CLEVELAND -- Will the Supreme Court's Tuesday ruling on an Arkansas high speed police chase that ended with two unarmed suspects shot and killed come into play in Cleveland's infamous case about a chase and double deadly shooting?
A grand jury here is close to deciding whether or not any Cleveland police officers will face criminal charges for the chase and shooting that left unarmed suspects Timothy Russell and Malissa Williams dead after a crosstown chase.
Cleveland Police Patrolmen's Association lawyer Pat D'Angelo thinks the grand jury should hear about this case before it completes its deliberations.
So does CPPA President Jeff Follmer, " Absolutely . I think there are a lot of similarities and ours even was worse based on what the officers' perceptions were....The Grand Jury should here it. They (the Supreme Court) let the police officers do what they had to do to stop the suspects.
In a unanimous decision the Supreme Court justices tossed out an "excessive force claim" brought against Arkansas police who chased a speeding car and fatally shot the driver and a passenger after the driver, Donald Rickard and his passenger, Kelly Chapman, ,collided with on police car and sideswiped another.
Rickard's car was cornered and he put it in reverse and spun the wheels. When he refused to surrender, officers fired into the vehicle.
Rickard's daughter sued, claiming officers used excessive force, violating the 4th amendment. Police fired 15 shots. The 6th Circuit Court of Appeals in Cincinnati let the suit proceed on the theory that a jury should decide if the shooting went too far.
But the Supreme Court overturned that finding, deciding there is no constitutional violation. The threw out the lawsuit and granted the officers immunity.
Justice Samuel Alioto Jr. wrote, "We analyze this question from the perspective of a reasonable officer on the scene rather than with the 20/20 vision of hindsight. ... It is beyond serious dispute that Rickard's flight posed a grave public safety risk, and the police acted reasonable in using deadly force to end that risk."
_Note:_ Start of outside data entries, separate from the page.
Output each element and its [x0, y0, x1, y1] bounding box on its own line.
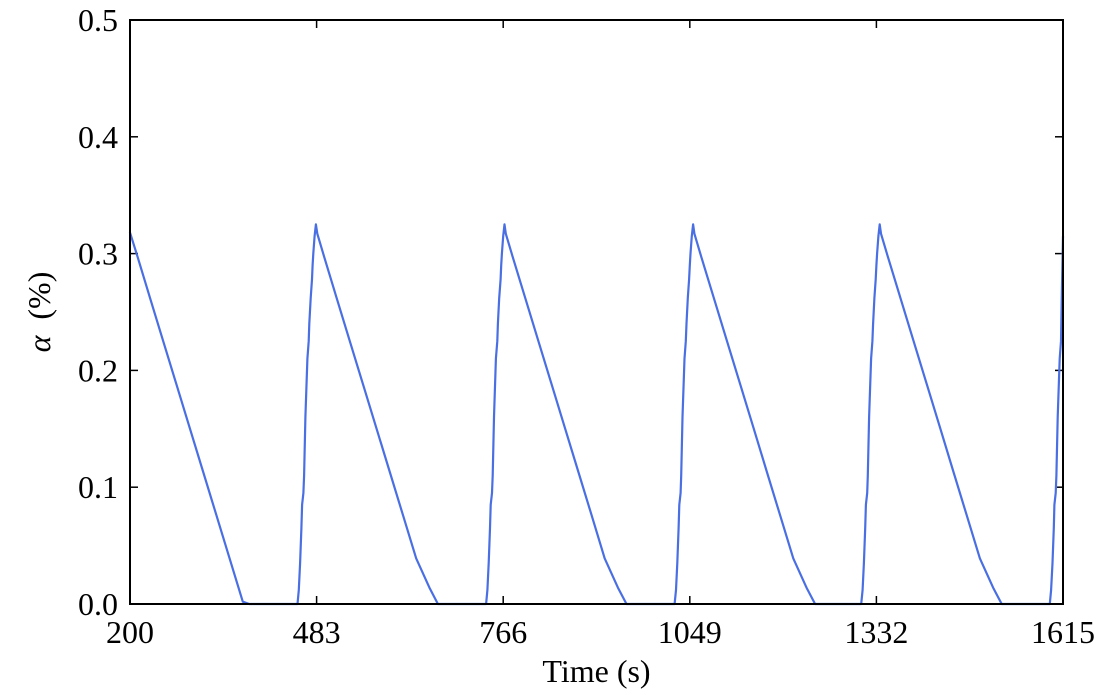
x-axis-label: Time (s)	[542, 653, 650, 689]
y-tick-label: 0.1	[78, 469, 118, 505]
x-tick-label: 1615	[1031, 614, 1095, 650]
x-tick-label: 200	[106, 614, 154, 650]
x-tick-label: 483	[293, 614, 341, 650]
x-tick-labels: 200 483 766 1049 1332 1615	[106, 614, 1095, 650]
y-tick-label: 0.5	[78, 2, 118, 38]
x-tick-label: 1332	[844, 614, 908, 650]
y-axis-symbol: α	[21, 334, 57, 352]
y-tick-label: 0.4	[78, 119, 118, 155]
y-axis-label: α (%)	[21, 272, 57, 353]
y-axis-unit: (%)	[21, 272, 57, 320]
y-tick-label: 0.0	[78, 586, 118, 622]
x-tick-label: 1049	[658, 614, 722, 650]
series-layer	[128, 223, 1065, 606]
tick-marks	[129, 19, 1064, 605]
y-tick-label: 0.2	[78, 352, 118, 388]
y-tick-labels: 0.0 0.1 0.2 0.3 0.4 0.5	[78, 2, 118, 622]
series-line	[128, 223, 1065, 606]
x-tick-label: 766	[479, 614, 527, 650]
y-tick-label: 0.3	[78, 236, 118, 272]
plot-frame	[129, 19, 1064, 605]
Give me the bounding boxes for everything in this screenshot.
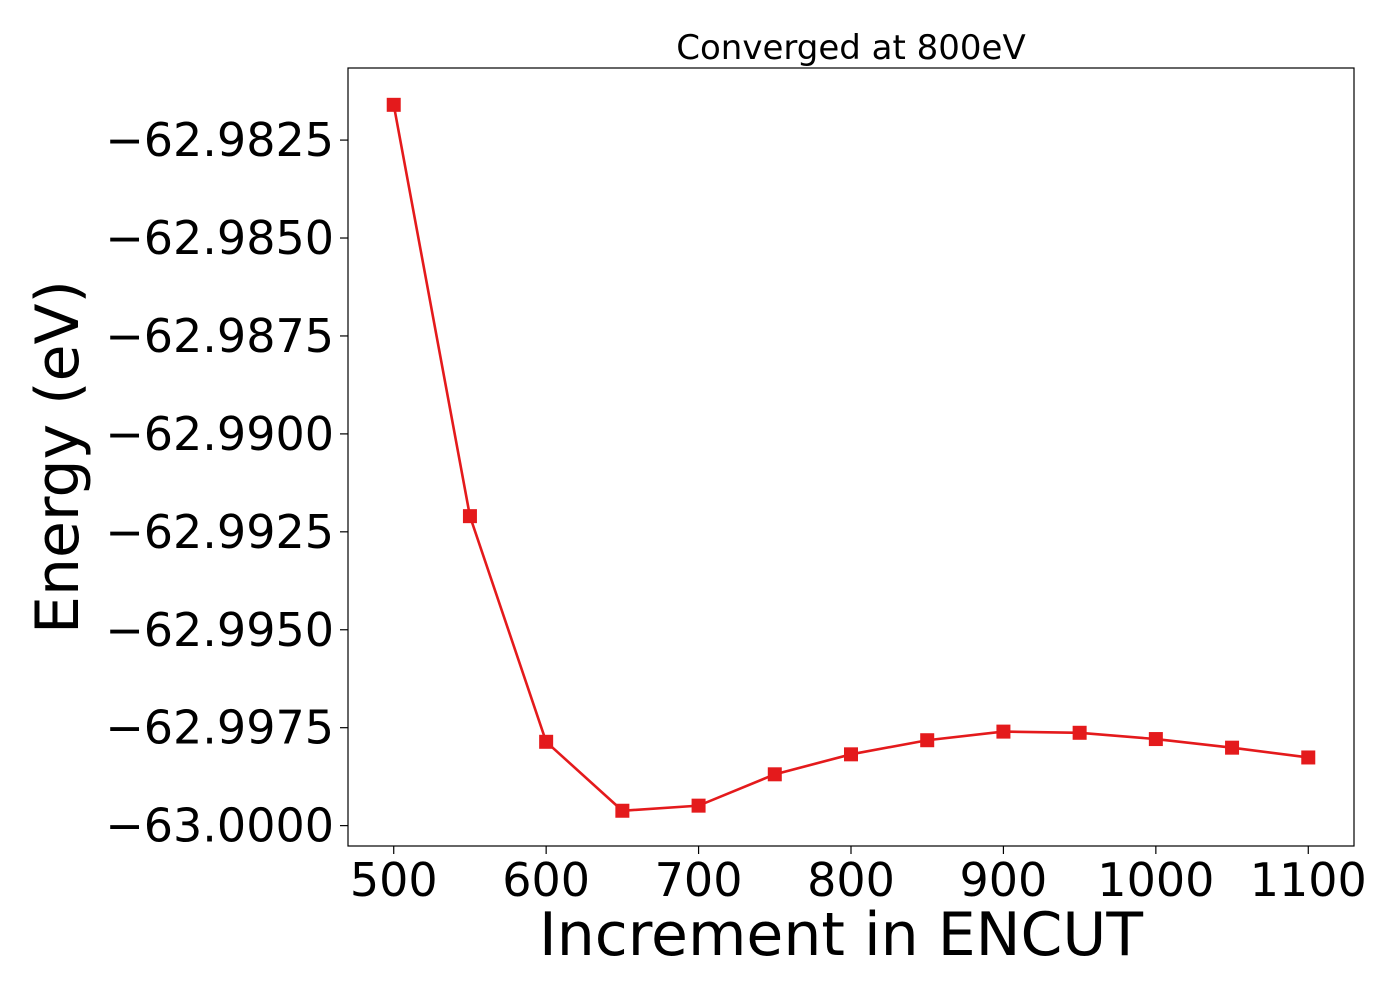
data-point [386, 97, 401, 112]
x-tick-label: 500 [350, 853, 438, 907]
data-point [767, 767, 782, 782]
y-axis-ticks: −62.9825 −62.9850 −62.9875 −62.9900 −62.9925… [105, 113, 348, 853]
data-point [844, 747, 858, 762]
x-tick-label: 1000 [1097, 853, 1214, 907]
data-point [1148, 732, 1163, 747]
y-tick-label: −62.9825 [105, 113, 334, 167]
data-point [462, 509, 477, 524]
y-tick-label: −63.0000 [105, 799, 334, 853]
series-layer [386, 97, 1316, 818]
data-point [996, 724, 1011, 739]
data-point [615, 803, 630, 818]
plot-frame [347, 67, 1355, 847]
x-tick-label: 800 [807, 853, 895, 907]
y-tick-label: −62.9975 [105, 701, 334, 755]
x-axis-label: Increment in ENCUT [539, 900, 1143, 970]
data-point [691, 798, 706, 813]
x-axis-ticks: 500 600 700 800 900 1000 1100 [350, 846, 1367, 907]
y-tick-label: −62.9850 [105, 211, 334, 265]
data-point [1072, 725, 1087, 740]
data-point [920, 733, 935, 748]
data-point [539, 734, 554, 749]
chart-title: Converged at 800eV [676, 28, 1025, 68]
x-tick-label: 700 [655, 853, 743, 907]
y-tick-label: −62.9900 [105, 407, 334, 461]
y-tick-label: −62.9950 [105, 603, 334, 657]
x-tick-label: 900 [960, 853, 1048, 907]
y-tick-label: −62.9875 [105, 309, 334, 363]
series-line [392, 104, 1309, 813]
data-point [1301, 750, 1316, 765]
y-axis-label: Energy (eV) [23, 280, 93, 634]
x-tick-label: 600 [502, 853, 590, 907]
y-tick-label: −62.9925 [105, 505, 334, 559]
data-point [1225, 740, 1240, 755]
x-tick-label: 1100 [1250, 853, 1367, 907]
Lawyer Terry Gilbert, who is representing the Russell family in a civil lawsuit said the facts of the two cases are different in many ways and he did not think the ruling automatically ends chances of a suit proceeding and succeeding.
"I just don't think it's going to have a major effect on what we do in this case. I think we'll be able to show there were violations of the constitution here, " he said.
One Cleveland policeman, Michael Brelo, wound up on the hood of the victims' car, emptying and reloading his gun firing almost 50 shots.
In all 13 officers fired 137 shots at the suspects after a cross-town chase involving more than 60 cars and 100 officers.
Lawyer Mike Nelson, Co-Chair of the NAACP's Criminal Justice Committee agreed with Gilbert.
Speaking of Russell and WIlliams he said, " They were not shot fleeing. They were shot sitting still with the chase having ended . They were not a threat to anybody."
Prosecutor Tim McGinty said the basic ruling of the case is not new, but did not say if it would be mentioned at all to the Grand Jury.
"Tuesday's Supreme Court decision simply upheld current law, with which we fully agree. The Supreme Court ruled that the Memphis police were still chasing and the public was still in danger when the police fired," he said.